By BENGT NYMAN
Bird photography is one of the most challenging and rewarding kinds of photography. Free range, hand-held, birds-in-flight photography requires long reach, high resolution, fast and accurate autofocus and effective vibration reduction. Today this equals big and heavy equipment, similar to that used for professional sports photography.
However, as opposed to sports, BIF usually does not leave room for the use of supports, tripods or even monopods. But one factor easing the requirements on equipment for BIF is that it’s normally done in daylight, often allowing decently tight apertures (large numbers) and low ISO in spite of very short exposure times.
The last few years I have used 36MP, full-frame cameras and quality primes for all my photography. I think there is a hole in the market for BIF. Long reach, high resolution and sharpness is a must.
That means the effective number of pixels must be kept high without sacrificing ISO beyond what’s practical for short exposure, daylight photography.
My thoughts go to smaller image sensors to take advantage of the cropping factor. The APS-C format produces a virtual 50% increase in reach by means of optical cropping, compared to a full-frame sensor. A Micro Four Thirds sensor offers a multiplication by two, and so forth.

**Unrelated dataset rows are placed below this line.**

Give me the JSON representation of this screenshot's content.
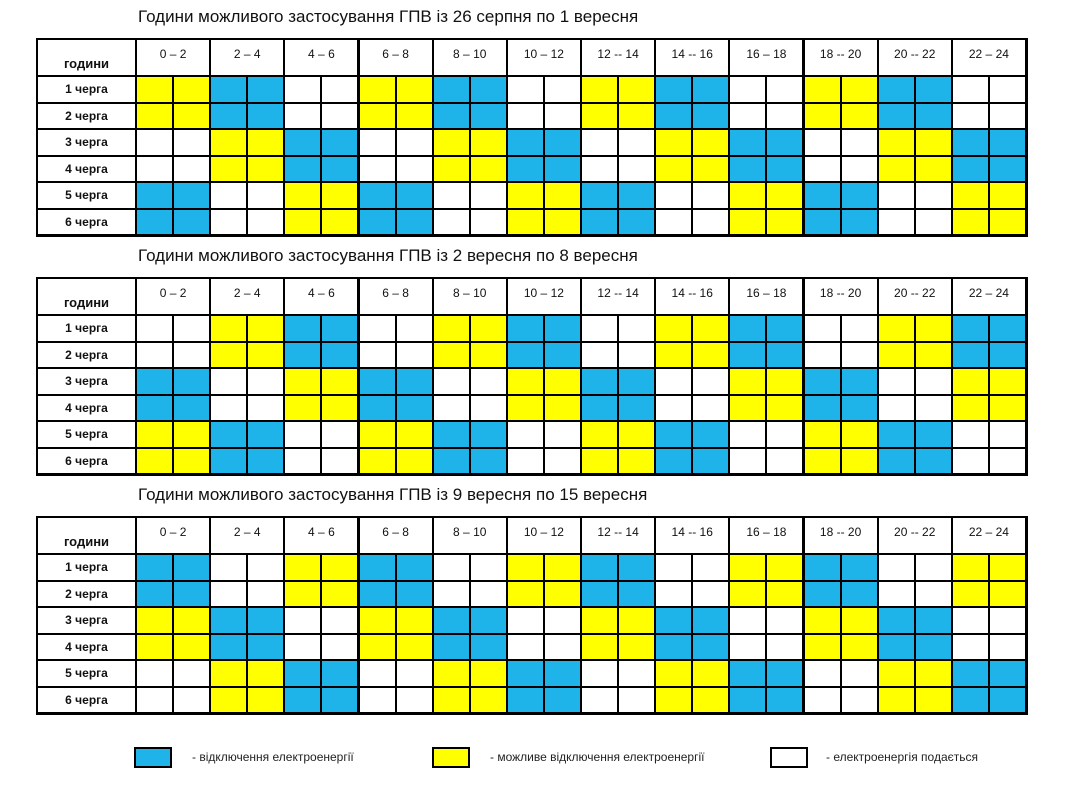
{
  "legend": [
    {
      "color": "#1eb4ea",
      "label": "- відключення електроенергії"
    },
    {
      "color": "#ffff00",
      "label": "- можливе відключення електроенергії"
    },
    {
      "color": "#ffffff",
      "label": "- електроенергія подається"
    }
  ],
  "tables": [
    {
      "title": "Години можливого застосування ГПВ із 26 серпня по 1 вересня",
      "corner": "години",
      "headers": [
        "0 – 2",
        "2 – 4",
        "4 – 6",
        "6 – 8",
        "8 – 10",
        "10 – 12",
        "12 -- 14",
        "14 -- 16",
        "16 – 18",
        "18 -- 20",
        "20 -- 22",
        "22 – 24"
      ],
      "rows": [
        {
          "label": "1 черга",
          "cells": [
            1,
            0,
            2,
            1,
            0,
            2,
            1,
            0,
            2,
            1,
            0,
            2
          ]
        },
        {
          "label": "2 черга",
          "cells": [
            1,
            0,
            2,
            1,
            0,
            2,
            1,
            0,
            2,
            1,
            0,
            2
          ]
        },
        {
          "label": "3 черга",
          "cells": [
            2,
            1,
            0,
            2,
            1,
            0,
            2,
            1,
            0,
            2,
            1,
            0
          ]
        },
        {
          "label": "4 черга",
          "cells": [
            2,
            1,
            0,
            2,
            1,
            0,
            2,
            1,
            0,
            2,
            1,
            0
          ]
        },
        {
          "label": "5 черга",
          "cells": [
            0,
            2,
            1,
            0,
            2,
            1,
            0,
            2,
            1,
            0,
            2,
            1
          ]
        },
        {
          "label": "6 черга",
          "cells": [
            0,
            2,
            1,
            0,
            2,
            1,
            0,
            2,
            1,
            0,
            2,
            1
          ]
        }
      ]
    },
    {
      "title": "Години можливого застосування ГПВ із 2 вересня по 8 вересня",
      "corner": "години",
      "headers": [
        "0 – 2",
        "2 – 4",
        "4 – 6",
        "6 – 8",
        "8 – 10",
        "10 – 12",
        "12 -- 14",
        "14 -- 16",
        "16 – 18",
        "18 -- 20",
        "20 -- 22",
        "22 – 24"
      ],
      "rows": [
        {
          "label": "1 черга",
          "cells": [
            2,
            1,
            0,
            2,
            1,
            0,
            2,
            1,
            0,
            2,
            1,
            0
          ]
        },
        {
          "label": "2 черга",
          "cells": [
            2,
            1,
            0,
            2,
            1,
            0,
            2,
            1,
            0,
            2,
            1,
            0
          ]
        },
        {
          "label": "3 черга",
          "cells": [
            0,
            2,
            1,
            0,
            2,
            1,
            0,
            2,
            1,
            0,
            2,
            1
          ]
        },
        {
          "label": "4 черга",
          "cells": [
            0,
            2,
            1,
            0,
            2,
            1,
            0,
            2,
            1,
            0,
            2,
            1
          ]
        },
        {
          "label": "5 черга",
          "cells": [
            1,
            0,
            2,
            1,
            0,
            2,
            1,
            0,
            2,
            1,
            0,
            2
          ]
        },
        {
          "label": "6 черга",
          "cells": [
            1,
            0,
            2,
            1,
            0,
            2,
            1,
            0,
            2,
            1,
            0,
            2
          ]
        }
      ]
    },
    {
      "title": "Години можливого застосування ГПВ із 9 вересня по 15 вересня",
      "corner": "години",
      "headers": [
        "0 – 2",
        "2 – 4",
        "4 – 6",
        "6 – 8",
        "8 – 10",
        "10 – 12",
        "12 -- 14",
        "14 -- 16",
        "16 – 18",
        "18 -- 20",
        "20 -- 22",
        "22 – 24"
      ],
      "rows": [
        {
          "label": "1 черга",
          "cells": [
            0,
            2,
            1,
            0,
            2,
            1,
            0,
            2,
            1,
            0,
            2,
            1
          ]
        },
        {
          "label": "2 черга",
          "cells": [
            0,
            2,
            1,
            0,
            2,
            1,
            0,
            2,
            1,
            0,
            2,
            1
          ]
        },
        {
          "label": "3 черга",
          "cells": [
            1,
            0,
            2,
            1,
            0,
            2,
            1,
            0,
            2,
            1,
            0,
            2
          ]
        },
        {
          "label": "4 черга",
          "cells": [
            1,
            0,
            2,
            1,
            0,
            2,
            1,
            0,
            2,
            1,
            0,
            2
          ]
        },
        {
          "label": "5 черга",
          "cells": [
            2,
            1,
            0,
            2,
            1,
            0,
            2,
            1,
            0,
            2,
            1,
            0
          ]
        },
        {
          "label": "6 черга",
          "cells": [
            2,
            1,
            0,
            2,
            1,
            0,
            2,
            1,
            0,
            2,
            1,
            0
          ]
        }
      ]
    }
  ]
}
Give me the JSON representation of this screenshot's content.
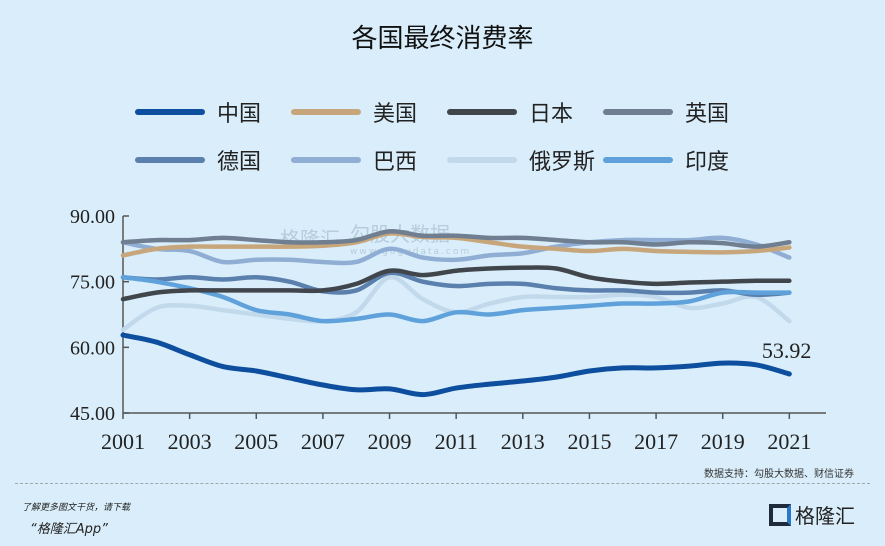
{
  "chart_data": {
    "type": "line",
    "title": "各国最终消费率",
    "x": [
      2001,
      2002,
      2003,
      2004,
      2005,
      2006,
      2007,
      2008,
      2009,
      2010,
      2011,
      2012,
      2013,
      2014,
      2015,
      2016,
      2017,
      2018,
      2019,
      2020,
      2021
    ],
    "xticks": [
      "2001",
      "2003",
      "2005",
      "2007",
      "2009",
      "2011",
      "2013",
      "2015",
      "2017",
      "2019",
      "2021"
    ],
    "yticks": [
      "45.00",
      "60.00",
      "75.00",
      "90.00"
    ],
    "ylim": [
      45,
      90
    ],
    "grid": false,
    "legend_position": "top",
    "series": [
      {
        "name": "中国",
        "color": "#0d4e9e",
        "values": [
          62.8,
          61.2,
          58.3,
          55.6,
          54.6,
          53.0,
          51.4,
          50.3,
          50.5,
          49.2,
          50.7,
          51.6,
          52.3,
          53.2,
          54.6,
          55.3,
          55.3,
          55.7,
          56.4,
          56.0,
          53.92
        ]
      },
      {
        "name": "美国",
        "color": "#c8a67c",
        "values": [
          81.0,
          82.5,
          83.0,
          83.0,
          83.0,
          83.0,
          83.2,
          84.0,
          86.0,
          85.2,
          85.0,
          84.0,
          83.0,
          82.5,
          82.0,
          82.5,
          82.0,
          81.8,
          81.7,
          82.0,
          82.8
        ]
      },
      {
        "name": "日本",
        "color": "#41464c",
        "values": [
          71.0,
          72.5,
          73.0,
          73.0,
          73.0,
          73.0,
          73.0,
          74.5,
          77.5,
          76.5,
          77.5,
          78.0,
          78.2,
          78.0,
          76.0,
          75.0,
          74.5,
          74.8,
          75.0,
          75.2,
          75.2
        ]
      },
      {
        "name": "英国",
        "color": "#6f7e90",
        "values": [
          84.0,
          84.5,
          84.5,
          85.0,
          84.5,
          84.0,
          84.0,
          84.5,
          86.5,
          85.5,
          85.5,
          85.0,
          85.0,
          84.5,
          84.0,
          84.0,
          83.5,
          84.0,
          83.8,
          83.0,
          84.0
        ]
      },
      {
        "name": "德国",
        "color": "#5b80ae",
        "values": [
          76.0,
          75.5,
          76.0,
          75.5,
          76.0,
          75.0,
          72.8,
          73.0,
          77.0,
          75.0,
          74.0,
          74.5,
          74.5,
          73.5,
          73.0,
          73.0,
          72.5,
          72.5,
          73.0,
          72.0,
          72.5
        ]
      },
      {
        "name": "巴西",
        "color": "#90aed4",
        "values": [
          84.0,
          82.5,
          82.0,
          79.5,
          80.0,
          80.0,
          79.5,
          79.5,
          82.5,
          80.5,
          80.0,
          81.0,
          81.5,
          83.0,
          84.0,
          84.5,
          84.5,
          84.5,
          85.0,
          83.5,
          80.5
        ]
      },
      {
        "name": "俄罗斯",
        "color": "#c2d9ec",
        "values": [
          64.0,
          69.0,
          69.5,
          68.5,
          67.5,
          66.5,
          66.0,
          68.0,
          76.0,
          71.0,
          68.0,
          70.0,
          71.5,
          71.5,
          71.5,
          72.0,
          71.5,
          69.0,
          70.0,
          71.5,
          66.0
        ]
      },
      {
        "name": "印度",
        "color": "#5fa2db",
        "values": [
          76.0,
          75.0,
          73.5,
          71.5,
          68.5,
          67.5,
          66.0,
          66.5,
          67.5,
          66.0,
          68.0,
          67.5,
          68.5,
          69.0,
          69.5,
          70.0,
          70.0,
          70.5,
          72.5,
          72.5,
          72.5
        ]
      }
    ],
    "annotations": [
      {
        "x": 2021,
        "series": "中国",
        "text": "53.92"
      }
    ]
  },
  "source": "数据支持：勾股大数据、财信证券",
  "watermark": {
    "brand": "格隆汇",
    "data": "勾股大数据",
    "url": "www.gogudata.com"
  },
  "footer": {
    "line1": "了解更多图文干货，请下载",
    "line2": "“格隆汇App”",
    "logo": "格隆汇"
  }
}
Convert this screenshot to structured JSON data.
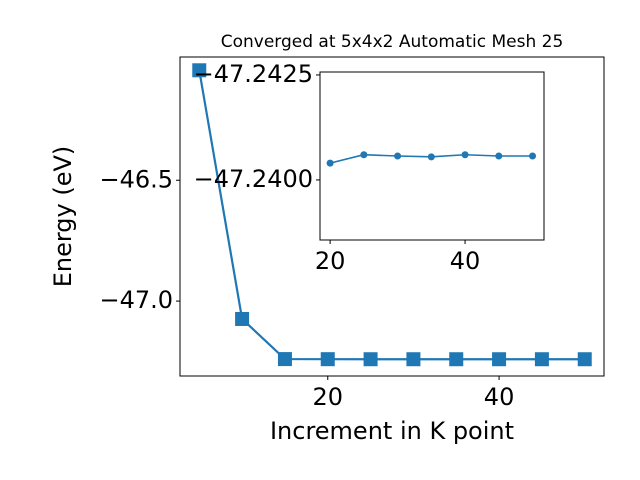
{
  "chart_data": [
    {
      "type": "line",
      "title": "Converged at 5x4x2 Automatic Mesh 25",
      "x_label": "Increment in K point",
      "y_label": "Energy (eV)",
      "x": [
        5,
        10,
        15,
        20,
        25,
        30,
        35,
        40,
        45,
        50
      ],
      "values": [
        -46.045,
        -47.074,
        -47.24,
        -47.2404,
        -47.2406,
        -47.2406,
        -47.2406,
        -47.2406,
        -47.2406,
        -47.2406
      ],
      "color": "#1f77b4",
      "marker": "square",
      "xlim": [
        2.75,
        52.25
      ],
      "ylim": [
        -47.31,
        -45.99
      ],
      "xticks": [
        20,
        40
      ],
      "yticks": [
        {
          "value": -47.0,
          "label": "−47.0"
        },
        {
          "value": -46.5,
          "label": "−46.5"
        }
      ]
    },
    {
      "type": "line",
      "x": [
        20,
        25,
        30,
        35,
        40,
        45,
        50
      ],
      "values": [
        -47.2404,
        -47.2406,
        -47.24057,
        -47.24055,
        -47.2406,
        -47.24057,
        -47.24057
      ],
      "color": "#1f77b4",
      "marker": "circle",
      "xlim": [
        18.5,
        51.7
      ],
      "ylim": [
        -47.23857,
        -47.24257
      ],
      "xticks": [
        20,
        40
      ],
      "yticks": [
        {
          "value": -47.2425,
          "label": "−47.2425"
        },
        {
          "value": -47.24,
          "label": "−47.2400"
        }
      ]
    }
  ]
}
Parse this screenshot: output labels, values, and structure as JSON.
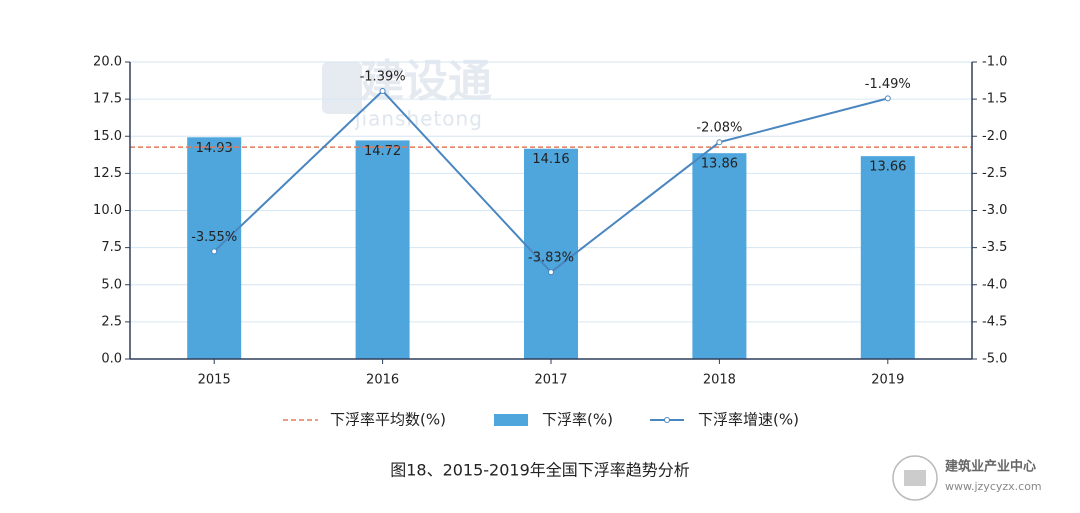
{
  "chart_data": {
    "type": "bar",
    "title": "图18、2015-2019年全国下浮率趋势分析",
    "watermarks": [
      "建设通",
      "jianshetong",
      "建筑业产业中心",
      "www.jzycyzx.com"
    ],
    "categories": [
      "2015",
      "2016",
      "2017",
      "2018",
      "2019"
    ],
    "series": [
      {
        "name": "下浮率(%)",
        "type": "bar",
        "color": "#4fa6dc",
        "values": [
          14.93,
          14.72,
          14.16,
          13.86,
          13.66
        ]
      },
      {
        "name": "下浮率增速(%)",
        "type": "line",
        "axis": "y2",
        "color": "#4a86c0",
        "values": [
          -3.55,
          -1.39,
          -3.83,
          -2.08,
          -1.49
        ],
        "value_labels": [
          "-3.55%",
          "-1.39%",
          "-3.83%",
          "-2.08%",
          "-1.49%"
        ]
      }
    ],
    "reference_line": {
      "name": "下浮率平均数(%)",
      "value": 14.27,
      "color": "#e07b5a",
      "dashed": true
    },
    "ylim": [
      0,
      20
    ],
    "yticks": [
      {
        "value": 0,
        "label": "0.0"
      },
      {
        "value": 2.5,
        "label": "2.5"
      },
      {
        "value": 5,
        "label": "5.0"
      },
      {
        "value": 7.5,
        "label": "7.5"
      },
      {
        "value": 10,
        "label": "10.0"
      },
      {
        "value": 12.5,
        "label": "12.5"
      },
      {
        "value": 15,
        "label": "15.0"
      },
      {
        "value": 17.5,
        "label": "17.5"
      },
      {
        "value": 20,
        "label": "20.0"
      }
    ],
    "y2lim": [
      -5,
      -1
    ],
    "y2ticks": [
      {
        "value": -5,
        "label": "-5.0"
      },
      {
        "value": -4.5,
        "label": "-4.5"
      },
      {
        "value": -4,
        "label": "-4.0"
      },
      {
        "value": -3.5,
        "label": "-3.5"
      },
      {
        "value": -3,
        "label": "-3.0"
      },
      {
        "value": -2.5,
        "label": "-2.5"
      },
      {
        "value": -2,
        "label": "-2.0"
      },
      {
        "value": -1.5,
        "label": "-1.5"
      },
      {
        "value": -1,
        "label": "-1.0"
      }
    ],
    "grid": true,
    "legend": "bottom"
  }
}
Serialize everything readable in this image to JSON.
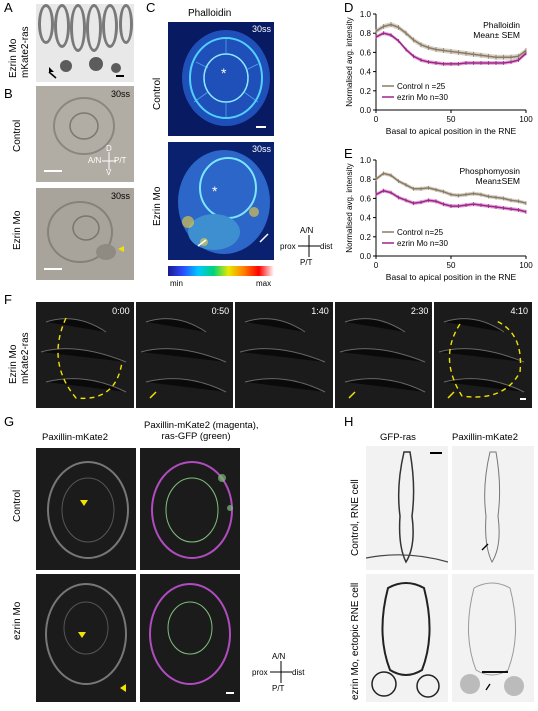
{
  "panels": {
    "A": {
      "letter": "A",
      "label": "Ezrin Mo\nmKate2-ras"
    },
    "B": {
      "letter": "B",
      "row1": "Control",
      "row2": "Ezrin Mo",
      "stage": "30ss",
      "axes": {
        "d": "D",
        "v": "V",
        "an": "A/N",
        "pt": "P/T"
      }
    },
    "C": {
      "letter": "C",
      "title": "Phalloidin",
      "row1": "Control",
      "row2": "Ezrin Mo",
      "stage": "30ss",
      "axes": {
        "an": "A/N",
        "pt": "P/T",
        "prox": "prox",
        "dist": "dist"
      },
      "colorbar": {
        "min": "min",
        "max": "max"
      }
    },
    "F": {
      "letter": "F",
      "label": "Ezrin Mo\nmKate2-ras",
      "times": [
        "0:00",
        "0:50",
        "1:40",
        "2:30",
        "4:10"
      ]
    },
    "G": {
      "letter": "G",
      "col1": "Paxillin-mKate2",
      "col2": "Paxillin-mKate2 (magenta),\nras-GFP (green)",
      "row1": "Control",
      "row2": "ezrin Mo",
      "axes": {
        "an": "A/N",
        "pt": "P/T",
        "prox": "prox",
        "dist": "dist"
      }
    },
    "H": {
      "letter": "H",
      "col1": "GFP-ras",
      "col2": "Paxillin-mKate2",
      "row1": "Control, RNE cell",
      "row2": "ezrin Mo, ectopic RNE cell"
    }
  },
  "chart_data": [
    {
      "panel": "D",
      "type": "line",
      "title": "Phalloidin\nMean± SEM",
      "xlabel": "Basal to apical position in the RNE",
      "ylabel": "Normalised avg. intensity",
      "xlim": [
        0,
        100
      ],
      "ylim": [
        0.0,
        1.0
      ],
      "xticks": [
        0,
        50,
        100
      ],
      "yticks": [
        0.0,
        0.2,
        0.4,
        0.6,
        0.8,
        1.0
      ],
      "legend_position": "bottom-left",
      "series": [
        {
          "name": "Control n =25",
          "color": "#8a7a62",
          "x": [
            0,
            5,
            10,
            15,
            20,
            25,
            30,
            35,
            40,
            45,
            50,
            55,
            60,
            65,
            70,
            75,
            80,
            85,
            90,
            95,
            100
          ],
          "y": [
            0.82,
            0.87,
            0.89,
            0.86,
            0.8,
            0.73,
            0.68,
            0.65,
            0.63,
            0.62,
            0.61,
            0.6,
            0.59,
            0.58,
            0.57,
            0.56,
            0.55,
            0.55,
            0.55,
            0.56,
            0.62
          ],
          "sem": 0.025
        },
        {
          "name": "ezrin Mo n=30",
          "color": "#a0228a",
          "x": [
            0,
            5,
            10,
            15,
            20,
            25,
            30,
            35,
            40,
            45,
            50,
            55,
            60,
            65,
            70,
            75,
            80,
            85,
            90,
            95,
            100
          ],
          "y": [
            0.76,
            0.8,
            0.78,
            0.72,
            0.63,
            0.56,
            0.52,
            0.5,
            0.49,
            0.48,
            0.48,
            0.48,
            0.49,
            0.49,
            0.49,
            0.49,
            0.49,
            0.49,
            0.5,
            0.52,
            0.59
          ],
          "sem": 0.02
        }
      ]
    },
    {
      "panel": "E",
      "type": "line",
      "title": "Phosphomyosin\nMean±SEM",
      "xlabel": "Basal to apical position in the RNE",
      "ylabel": "Normalised avg. intensity",
      "xlim": [
        0,
        100
      ],
      "ylim": [
        0.0,
        1.0
      ],
      "xticks": [
        0,
        50,
        100
      ],
      "yticks": [
        0.0,
        0.2,
        0.4,
        0.6,
        0.8,
        1.0
      ],
      "legend_position": "bottom-left",
      "series": [
        {
          "name": "Control n=25",
          "color": "#8a7a62",
          "x": [
            0,
            5,
            10,
            15,
            20,
            25,
            30,
            35,
            40,
            45,
            50,
            55,
            60,
            65,
            70,
            75,
            80,
            85,
            90,
            95,
            100
          ],
          "y": [
            0.8,
            0.86,
            0.84,
            0.78,
            0.74,
            0.7,
            0.7,
            0.71,
            0.69,
            0.67,
            0.64,
            0.63,
            0.64,
            0.65,
            0.64,
            0.62,
            0.61,
            0.6,
            0.58,
            0.57,
            0.55
          ],
          "sem": 0.02
        },
        {
          "name": "ezrin Mo n=30",
          "color": "#a0228a",
          "x": [
            0,
            5,
            10,
            15,
            20,
            25,
            30,
            35,
            40,
            45,
            50,
            55,
            60,
            65,
            70,
            75,
            80,
            85,
            90,
            95,
            100
          ],
          "y": [
            0.64,
            0.68,
            0.66,
            0.61,
            0.58,
            0.55,
            0.56,
            0.58,
            0.57,
            0.54,
            0.52,
            0.52,
            0.53,
            0.54,
            0.53,
            0.52,
            0.51,
            0.5,
            0.49,
            0.48,
            0.46
          ],
          "sem": 0.02
        }
      ]
    }
  ]
}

The problem is obviously to offer both enough pixels and sufficient light sensitivity in the smaller sensors. I have searched the market and done the math using DxO and SenScore / LenScore on a number of cameras, lenses and combinations. Size, weight and cost aside the winners are those expected; big, heavy and expensive equipment. However there is no second place. Not because it can’t be done, but because the combinations required are presently not there.
Let’s assume that our desired reach is 600mm. A 24MP APS-C camera would then require a 400mm lens, preferably a DX format F4 lens to keep size, weight and cost under control. I cannot find such a lens. In the Nikon family the closest is a five kilograms heavy, nearly $12k costing F2.8 FX prime lens, the Nikkor 400mm F2.8E FL ED VR, a pro prime lens producing 21 P-MP. The desired lens is missing.
P-MP? It essentially replaces the older two-dimensional measurement of lens resolution expressed in line pairs. Except P-MP goes a step further by measuring it on a combination of lens and camera. It is actually the only way to measure, express and compare the resolution of a camera and lens combination.
I do not consider zoom lenses since most reproduce less than half the potential resolution of the camera. The closest to reaching the goal above is the new Nikkor 300mm F4 VR with a TC 14-E III teleconverter attached. The TC attachment drops the resolution of the pair from an estimated 18 P-MP to an estimated 16 P-MP. Comparing this to the full-frame, 600mm setup producing 24 P-MP, this might still be adequate for lightweight birding.
Choosing a Micro Four Thirds format camera is tempting considering the reputation of the OM-D lineup and similar lines of cameras. However, a 300mm prime lens for this camera with autofocus producing at least 12 P-MP final resolution is not available. The nearest lens, the Panasonic 100-300mm F4, produces barely half the resolution required.
We are now down to Nikon 1 camera system and similar equipped with an adapter to accept 200-300mm autofocus lenses. Even though the Nikon 1 sensor resolution is adequate at 18.4MP, the real world results are not encouraging. Nikon early promoted this camera for long reach sports and nature photography because of its 2.7x cropping factor. Actual results, however, are disappointing. It appears that despite an adequate sensor resolution the image quality of these very small pixels does not support a final image with a resolution rating much over 6 to 8 P-MP. An improved 16MP sensor with an optimized 200mm lens producing a final image quality of 12 P-MP would be much more tempting.
In conclusion it appears as if the camera manufacturers do not find bird photography enough of a market to offer an optimized combination of cameras and lenses. I wish they would.